Hyper Spectral Image Denoising Based On Adaptive Sparse Representation
Abstract
Hyperspectral images (HSIs) provide rich spectral and spatial information, making them invaluable in various fields such as remote sensing, agriculture, and medical imaging. However, HSIs are often corrupted by noise during acquisition, transmission, or storage, which significantly degrades their quality and usability. This paper proposes an adaptive sparse representation-based approach for hyperspectral image denoising. The method exploits the intrinsic spectral-spatial structure of HSIs and adaptively learns sparse dictionaries tailored to the local characteristics of the data.
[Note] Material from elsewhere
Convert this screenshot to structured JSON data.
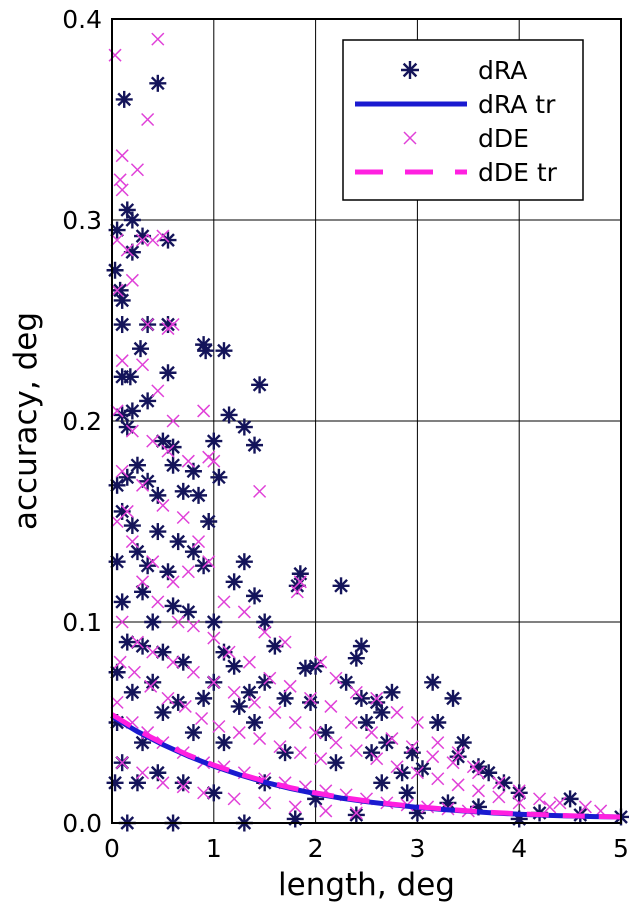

By employing an adaptive dictionary learning framework, the proposed method effectively represents the clean signal while suppressing noise. Additionally, spectral correlation across bands is leveraged to ensure consistent denoising without introducing artifacts. The adaptive nature of the sparse representation enables the model to handle diverse noise types, including Gaussian, impulse, and mixed noise. Experimental results on synthetic and real-world datasets demonstrate that the proposed method outperforms state-of-the-art denoising techniques in terms of both quantitative metrics (e.g., PSNR, SSIM) and visual quality. The findings highlight the potential of adaptive sparse representation for improving hyperspectral image quality in practical applications.